Бунин, приехавший в Ялту по настойчивому приглашению Чехова, застал его в очень плохом состоянии. Ивану Алексеевичу вообще казалось, что жизнь у моря вредна Чехову. Лазаревский, побывавший на Аутке в конце лета, записал в дневнике: «Вид у него был плохой, желтый он был и грустный. У меня мелькнула тяжелая мысль, что, может быть, мы видимся в последний раз». Но чуть кашель отпускал, Чехов веселел, охотно разговаривал. Бунин запомнил его рассказ о визите к Толстому в Гаспру 12 сентября: «Как всегда, он восхищался ясностью его головы и тут сказал: „Знаете, что меня особенно восхищает в нем, это его презрение к нам как писателям. Иногда он хвалит Мопассана, Куприна, Семенова, меня… Почему? Потому что он смотрит на нас, как на детей. Наши рассказы, повести и романы для него детская игра, поэтому-то он в один мешок укладывает Мопассана с Семеновым. Другое дело Шекспир: это уже взрослый, его раздражающий, ибо он пишет не по-толстовски..“».
Эта встреча осталась в ревнивых дневниковых записях Сергеенко: «Софья Андреевна объявила, что ждут Чехова таким тоном, как событие. Очевидно, у них мало бывает»; — «Приехал Чехов. Произошло оживление.<…> Лев Николаевич был опьянен Чеховым и всё находил в нем превосходным, охотно соглашаясь и уже авансом улыбаясь, когда Чехов собирался острить». Восхищение Толстого прозой Чехова запомнил пианист А. Б. Гольденвейзер, который записал в дневнике 16 сентября 1901 года: «О Чехове Л[ев] Н[иколаевич] сказал: „Он странный писатель: бросает слова как будто некстати, а между тем, всё у него живет. И сколько ума! Никогда у него нет лишних подробностей, всякая или нужна или прекрасна“».
Бунин полагал, что Чехов не отдавал отчета в своей ценности, а Лазаревский не раз наблюдал его отношение к своей известности. Этим летом они плыли вместе на пароходе из Севастополя в Ялту. Некоторые пассажиры узнали Чехова и откровенно прислушивались к тому, что он говорит. Лазаревский норовил свернуть разговор на «заветное», а Чехов уклонялся: «„Бросьте вы говорить о литературе, ну ее, вот о крене говорили и будем“. — Потом он посмотрел на швабру, которой боцман убирал палубу, и сказал: „Сколько такая штука вбирает грязи!“». Наедине он объяснил спутнику, что не хотел говорить о литературе из-за любопытствующих. Чехов делился с неугомонным «другом» некоторыми суждениями, которые тот записывал в дневник: «Таланту подражать нельзя, потому что каждый талант есть нечто своеобразное. Мопассану, например, никогда и никто подражать не может, как бы об этом ни говорили, потому что Мопассан один, — он сам по себе.

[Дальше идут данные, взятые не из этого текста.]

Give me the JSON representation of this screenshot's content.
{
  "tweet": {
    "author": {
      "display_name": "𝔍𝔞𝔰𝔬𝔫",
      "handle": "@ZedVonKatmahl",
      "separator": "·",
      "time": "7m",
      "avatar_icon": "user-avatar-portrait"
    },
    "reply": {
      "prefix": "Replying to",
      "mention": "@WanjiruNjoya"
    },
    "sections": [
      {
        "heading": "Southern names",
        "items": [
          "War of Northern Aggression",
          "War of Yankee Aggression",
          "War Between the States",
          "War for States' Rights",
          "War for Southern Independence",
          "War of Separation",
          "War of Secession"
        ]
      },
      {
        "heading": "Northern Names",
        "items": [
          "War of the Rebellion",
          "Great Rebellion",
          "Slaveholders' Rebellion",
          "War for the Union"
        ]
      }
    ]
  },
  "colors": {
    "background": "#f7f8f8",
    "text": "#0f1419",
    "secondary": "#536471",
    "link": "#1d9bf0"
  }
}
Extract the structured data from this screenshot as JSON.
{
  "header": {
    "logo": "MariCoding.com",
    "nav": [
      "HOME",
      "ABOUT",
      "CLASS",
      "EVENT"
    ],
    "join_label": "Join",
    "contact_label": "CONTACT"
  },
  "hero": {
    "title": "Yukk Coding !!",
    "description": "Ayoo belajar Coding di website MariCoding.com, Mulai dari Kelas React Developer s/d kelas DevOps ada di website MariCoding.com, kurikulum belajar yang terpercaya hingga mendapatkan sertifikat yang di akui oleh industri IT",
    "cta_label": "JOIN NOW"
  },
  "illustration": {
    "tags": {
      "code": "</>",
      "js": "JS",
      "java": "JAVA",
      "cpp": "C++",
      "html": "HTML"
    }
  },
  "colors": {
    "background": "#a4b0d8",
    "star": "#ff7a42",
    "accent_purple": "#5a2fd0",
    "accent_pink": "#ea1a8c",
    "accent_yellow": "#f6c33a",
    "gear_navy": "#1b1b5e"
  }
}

— Как же формулировать талант? — спросил я.
— А никак. Талант есть талант, — сказал А[нтон] П[авлович]».
Имя французского писателя Чехов, может быть, назвал не случайно. В эти годы его чаще всего сравнивали с Мопассаном, как в 1880-е годы с Тургеневым, а в 1890-е с Толстым.
В разговорах о вере в Бога, о таланте, о загадках природы Чехов всегда уходил от определений. Уклонялся от рассуждений о таинстве брака. В таких случаях он вспоминал стих из послания апостола Павла к ефесянам: «Тайна сия велика есть». Он хорошо знал нравоучительную часть этого послания, включенную в чин венчания. Чехов даже воспроизвел ее в своей одноактной пьесе «Татьяна Репина», написанной в 1889 году, создав контраст между торжественным библейским текстом и пошлыми разговорами участников и свидетелей венчания: «Жены, своим мужем повинуйтеся, якоже Господу, зане муж глава есть жены, якоже и Христос глава церкви, и той есть спаситель тела. <…> Мужие, любите своя жены, якоже и Христос возлюби церковь и себе предаде за ню <…>. Тако должни суть мужие любити своя жены, яко своя телеса, любяй бо свою жену, себе самого любит. <…> Сего ради оставит человек отца своего и матерь и прилепится к жене своей, и будета два в плоть едину… Тайна сия велика есть. Аз же глаголю во Христа и во церковь. Обаче и вы по единому, кийждо свою жену сице да любит, якоже и себя, а жена да убоится мужа своего».